The interim analysis was based on 75 patients (36 on 800mg QD; 39 on 400mg BID). The 12 weeks DCR was 41.7% in the 800mg QD arm and 35.9% in the 400mg BID arm. TTP was 4.2 months (95% CI, 2.8-4.2) in 800mg QD arm and 2.8 months (95% CI, 1.4-4.2) in the 400mg BID arm. ZL-2301 was relatively well-tolerated in the study; its toxicity profile appears in-line with that of the VEGFR inhibitor drug class.

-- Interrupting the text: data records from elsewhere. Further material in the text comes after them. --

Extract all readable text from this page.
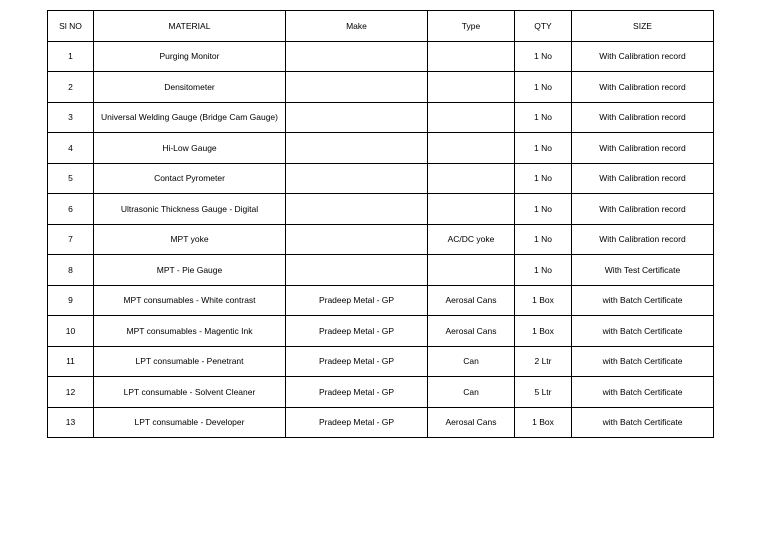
Sl NO	MATERIAL	Make	Type	QTY	SIZE
1	Purging Monitor			1 No	With Calibration record
2	Densitometer			1 No	With Calibration record
3	Universal Welding Gauge (Bridge Cam Gauge)			1 No	With Calibration record
4	Hi-Low Gauge			1 No	With Calibration record
5	Contact Pyrometer			1 No	With Calibration record
6	Ultrasonic Thickness Gauge - Digital			1 No	With Calibration record
7	MPT yoke		AC/DC yoke	1 No	With Calibration record
8	MPT - Pie Gauge			1 No	With Test Certificate
9	MPT consumables - White contrast	Pradeep Metal - GP	Aerosal Cans	1 Box	with Batch Certificate
10	MPT consumables - Magentic Ink	Pradeep Metal - GP	Aerosal Cans	1 Box	with Batch Certificate
11	LPT consumable - Penetrant	Pradeep Metal - GP	Can	2 Ltr	with Batch Certificate
12	LPT consumable - Solvent Cleaner	Pradeep Metal - GP	Can	5 Ltr	with Batch Certificate
13	LPT consumable - Developer	Pradeep Metal - GP	Aerosal Cans	1 Box	with Batch Certificate
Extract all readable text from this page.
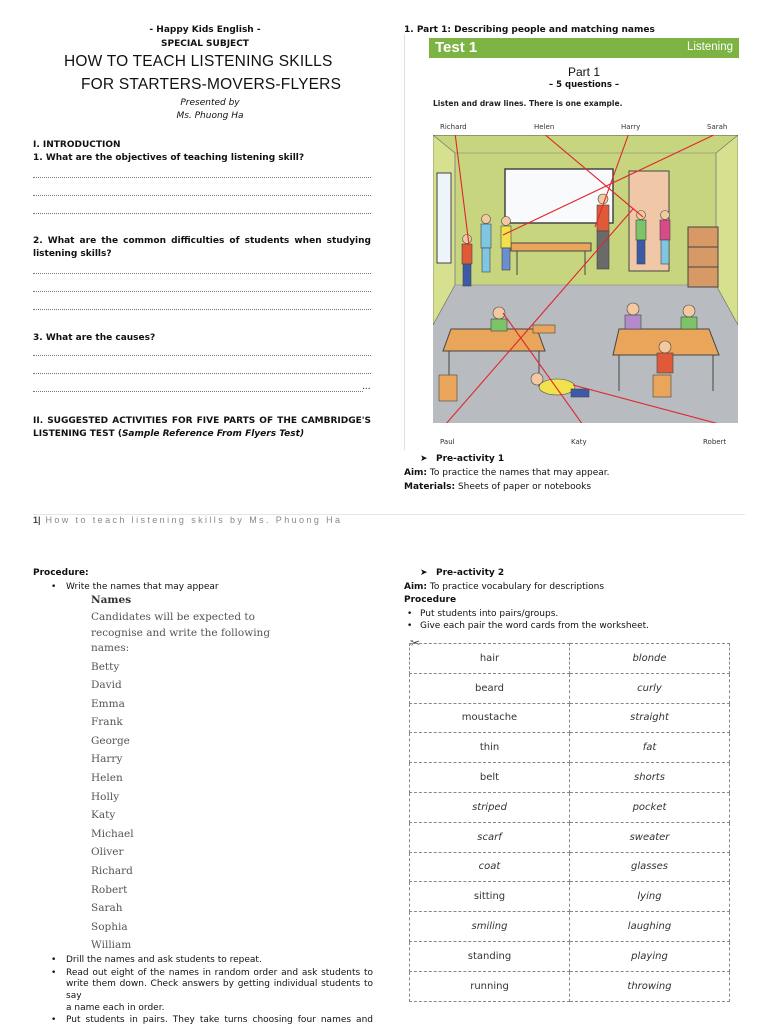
- Happy Kids English -
SPECIAL SUBJECT
HOW TO TEACH LISTENING SKILLS
FOR STARTERS-MOVERS-FLYERS
Presented by
Ms. Phuong Ha
I. INTRODUCTION
1. What are the objectives of teaching listening skill?
2. What are the common difficulties of students when studying
listening skills?
3. What are the causes?
...
II. SUGGESTED ACTIVITIES FOR FIVE PARTS OF THE CAMBRIDGE'S
LISTENING TEST (Sample Reference From Flyers Test)
1. Part 1: Describing people and matching names
Test 1	Listening
Part 1
– 5 questions –
Listen and draw lines. There is one example.
Richard	Helen	Harry	Sarah
Paul	Katy	Robert
➤ Pre-activity 1
Aim: To practice the names that may appear.
Materials: Sheets of paper or notebooks
1| How to teach listening skills by Ms. Phuong Ha
Procedure:
• Write the names that may appear
Names
Candidates will be expected to
recognise and write the following
names:
Betty
David
Emma
Frank
George
Harry
Helen
Holly
Katy
Michael
Oliver
Richard
Robert
Sarah
Sophia
William
• Drill the names and ask students to repeat.
• Read out eight of the names in random order and ask students to
write them down. Check answers by getting individual students to say
a name each in order.
• Put students in pairs. They take turns choosing four names and
➤ Pre-activity 2
Aim: To practice vocabulary for descriptions
Procedure
• Put students into pairs/groups.
• Give each pair the word cards from the worksheet.
✂
hair	blonde
beard	curly
moustache	straight
thin	fat
belt	shorts
striped	pocket
scarf	sweater
coat	glasses
sitting	lying
smiling	laughing
standing	playing
running	throwing
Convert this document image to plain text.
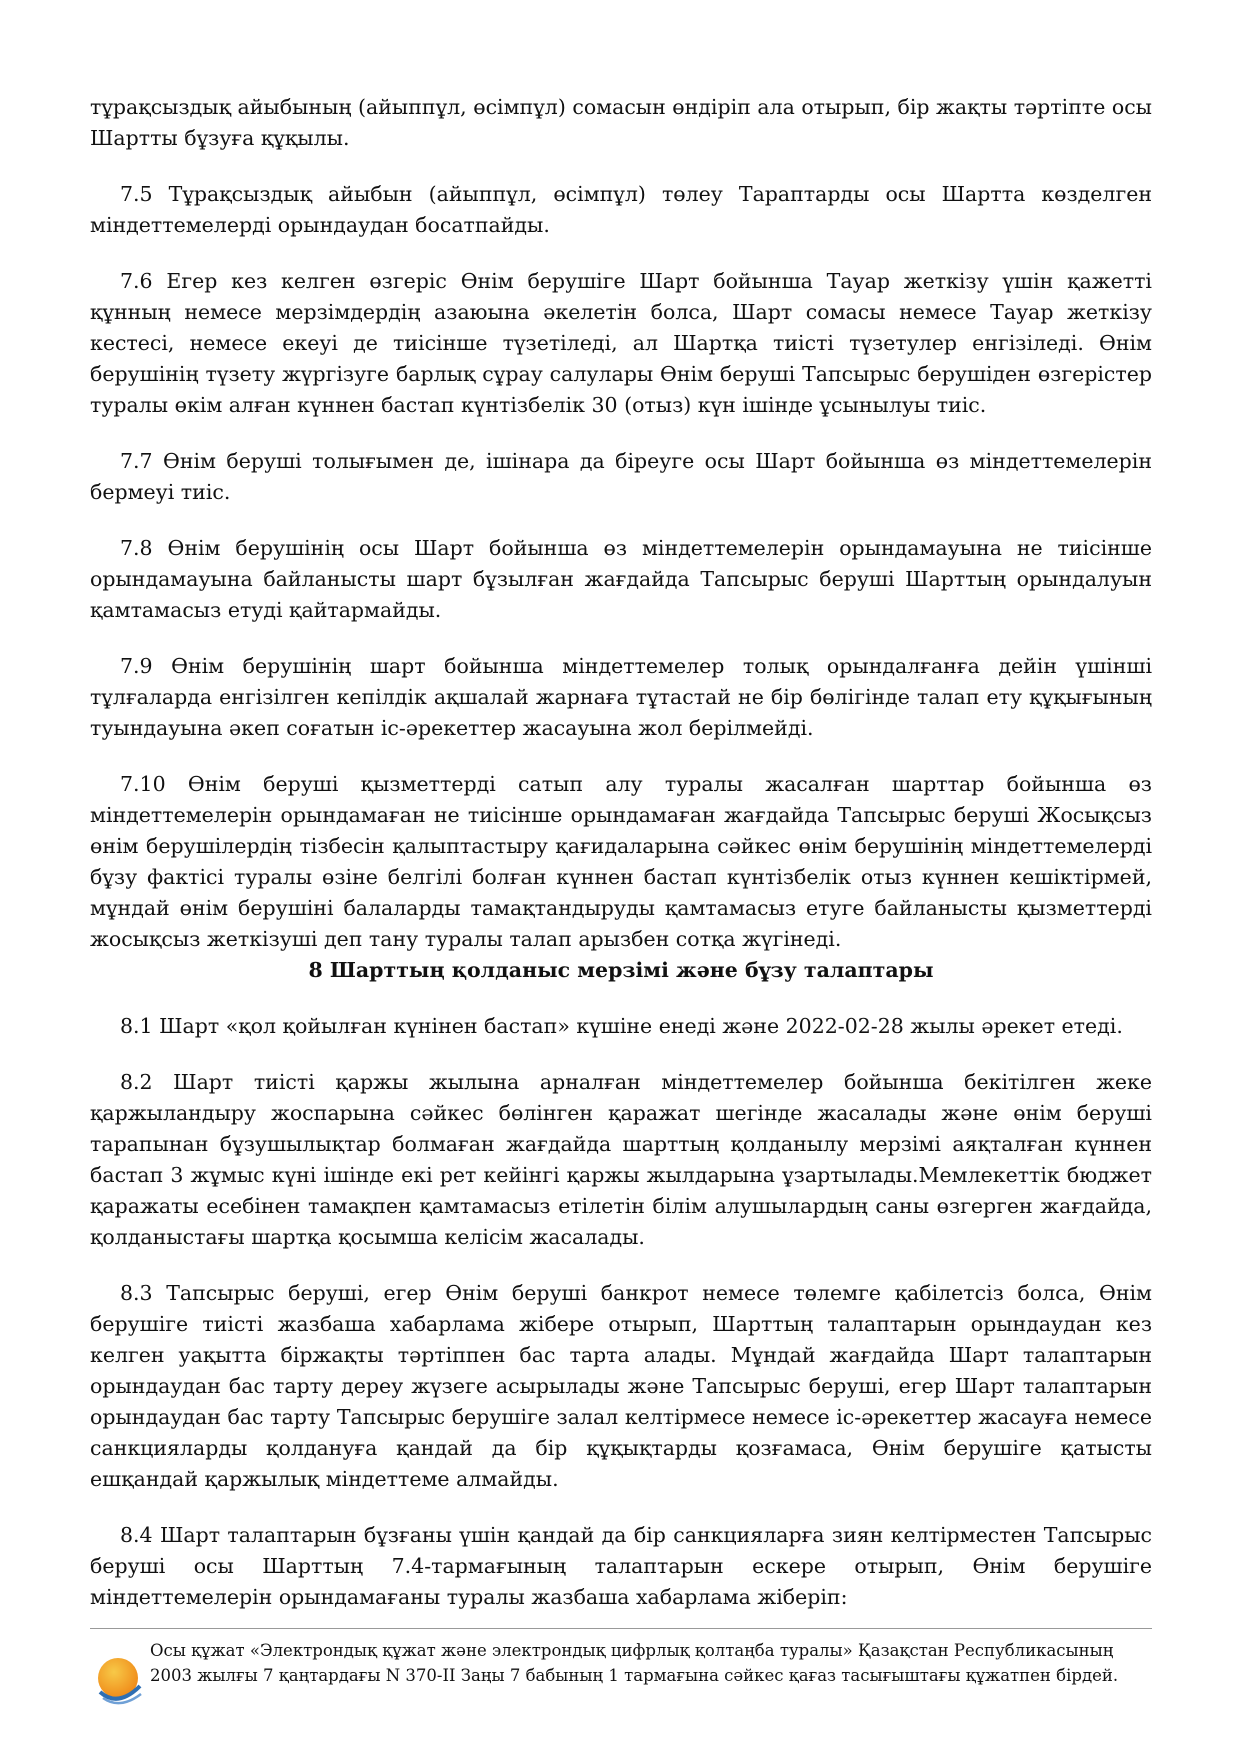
тұрақсыздық айыбының (айыппұл, өсімпұл) сомасын өндіріп ала отырып, бір жақты тәртіпте осы Шартты бұзуға құқылы.

7.5 Тұрақсыздық айыбын (айыппұл, өсімпұл) төлеу Тараптарды осы Шартта көзделген міндеттемелерді орындаудан босатпайды.

7.6 Егер кез келген өзгеріс Өнім берушіге Шарт бойынша Тауар жеткізу үшін қажетті құнның немесе мерзімдердің азаюына әкелетін болса, Шарт сомасы немесе Тауар жеткізу кестесі, немесе екеуі де тиісінше түзетіледі, ал Шартқа тиісті түзетулер енгізіледі. Өнім берушінің түзету жүргізуге барлық сұрау салулары Өнім беруші Тапсырыс берушіден өзгерістер туралы өкім алған күннен бастап күнтізбелік 30 (отыз) күн ішінде ұсынылуы тиіс.

7.7 Өнім беруші толығымен де, ішінара да біреуге осы Шарт бойынша өз міндеттемелерін бермеуі тиіс.

7.8 Өнім берушінің осы Шарт бойынша өз міндеттемелерін орындамауына не тиісінше орындамауына байланысты шарт бұзылған жағдайда Тапсырыс беруші Шарттың орындалуын қамтамасыз етуді қайтармайды.

7.9 Өнім берушінің шарт бойынша міндеттемелер толық орындалғанға дейін үшінші тұлғаларда енгізілген кепілдік ақшалай жарнаға тұтастай не бір бөлігінде талап ету құқығының туындауына әкеп соғатын іс-әрекеттер жасауына жол берілмейді.

7.10 Өнім беруші қызметтерді сатып алу туралы жасалған шарттар бойынша өз міндеттемелерін орындамаған не тиісінше орындамаған жағдайда Тапсырыс беруші Жосықсыз өнім берушілердің тізбесін қалыптастыру қағидаларына сәйкес өнім берушінің міндеттемелерді бұзу фактісі туралы өзіне белгілі болған күннен бастап күнтізбелік отыз күннен кешіктірмей, мұндай өнім берушіні балаларды тамақтандыруды қамтамасыз етуге байланысты қызметтерді жосықсыз жеткізуші деп тану туралы талап арызбен сотқа жүгінеді.

8 Шарттың қолданыс мерзімі және бұзу талаптары

8.1 Шарт «қол қойылған күнінен бастап» күшіне енеді және 2022-02-28 жылы әрекет етеді.

8.2 Шарт тиісті қаржы жылына арналған міндеттемелер бойынша бекітілген жеке қаржыландыру жоспарына сәйкес бөлінген қаражат шегінде жасалады және өнім беруші тарапынан бұзушылықтар болмаған жағдайда шарттың қолданылу мерзімі аяқталған күннен бастап 3 жұмыс күні ішінде екі рет кейінгі қаржы жылдарына ұзартылады.Мемлекеттік бюджет қаражаты есебінен тамақпен қамтамасыз етілетін білім алушылардың саны өзгерген жағдайда, қолданыстағы шартқа қосымша келісім жасалады.

8.3 Тапсырыс беруші, егер Өнім беруші банкрот немесе төлемге қабілетсіз болса, Өнім берушіге тиісті жазбаша хабарлама жібере отырып, Шарттың талаптарын орындаудан кез келген уақытта біржақты тәртіппен бас тарта алады. Мұндай жағдайда Шарт талаптарын орындаудан бас тарту дереу жүзеге асырылады және Тапсырыс беруші, егер Шарт талаптарын орындаудан бас тарту Тапсырыс берушіге залал келтірмесе немесе іс-әрекеттер жасауға немесе санкцияларды қолдануға қандай да бір құқықтарды қозғамаса, Өнім берушіге қатысты ешқандай қаржылық міндеттеме алмайды.

8.4 Шарт талаптарын бұзғаны үшін қандай да бір санкцияларға зиян келтірместен Тапсырыс беруші осы Шарттың 7.4-тармағының талаптарын ескере отырып, Өнім берушіге міндеттемелерін орындамағаны туралы жазбаша хабарлама жіберіп:

Осы құжат «Электрондық құжат және электрондық цифрлық қолтаңба туралы» Қазақстан Республикасының 2003 жылғы 7 қаңтардағы N 370-II Заңы 7 бабының 1 тармағына сәйкес қағаз тасығыштағы құжатпен бірдей.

Dr. Shukui Qin, Executive Member of the Asian Clinical Oncology Society, Senior Vice President of Chinese Society of Clinical Oncology and Lead Investigator for ZL-2301 study, commented, "This is a well conducted clinical trial that produced additional data to better characterize the clinical profile of ZL-2301 in Chinese patients. The data helped to set the foundation for further development of ZL-2301 as a potential therapy for HCC which are still in dire need of additional treatment options."

The efficacy and tolerability results of the study are in-line with our expectations in this heavily pre-treated HCC population. Given the large, unmet needs in HCC, a common, difficult to treat cancer, primarily driven by hepatitis B infection in China, and the rapidly changing landscape in HCC, Zai Lab plans to conduct a combination study to evaluate ZL-2301 with anti-PD1 therapy for HCC patients in China.

About ZL-2301 (brivanib)

ZL-2301 (brivanib) is an oral, small molecule dual target tyrosine kinase inhibitor, or TKI. Zai Lab licensed exclusive rights for China, Hong Kong, Macau and Taiwan from Bristol Myers Squibb. ZL-2301 has been tested in four Phase III studies in hepatocellular cancer (HCC) and showed anti-tumor activity and a manageable safety profile. Based on Zai Lab’s review of the results from Bristol-Myers Squibb’s development program for ZL-2301, its understanding of the etiology and current standard of care of HCC in Chinese patients and its ongoing research, Zai Lab believes that ZL-2301 has the potential to be an effective treatment option for Chinese HCC patients and merits further clinical development. In the second quarter of 2017 Zai Lab initiated a Phase II trial of ZL-2301 as a second-line treatment for advanced HCC patients in China.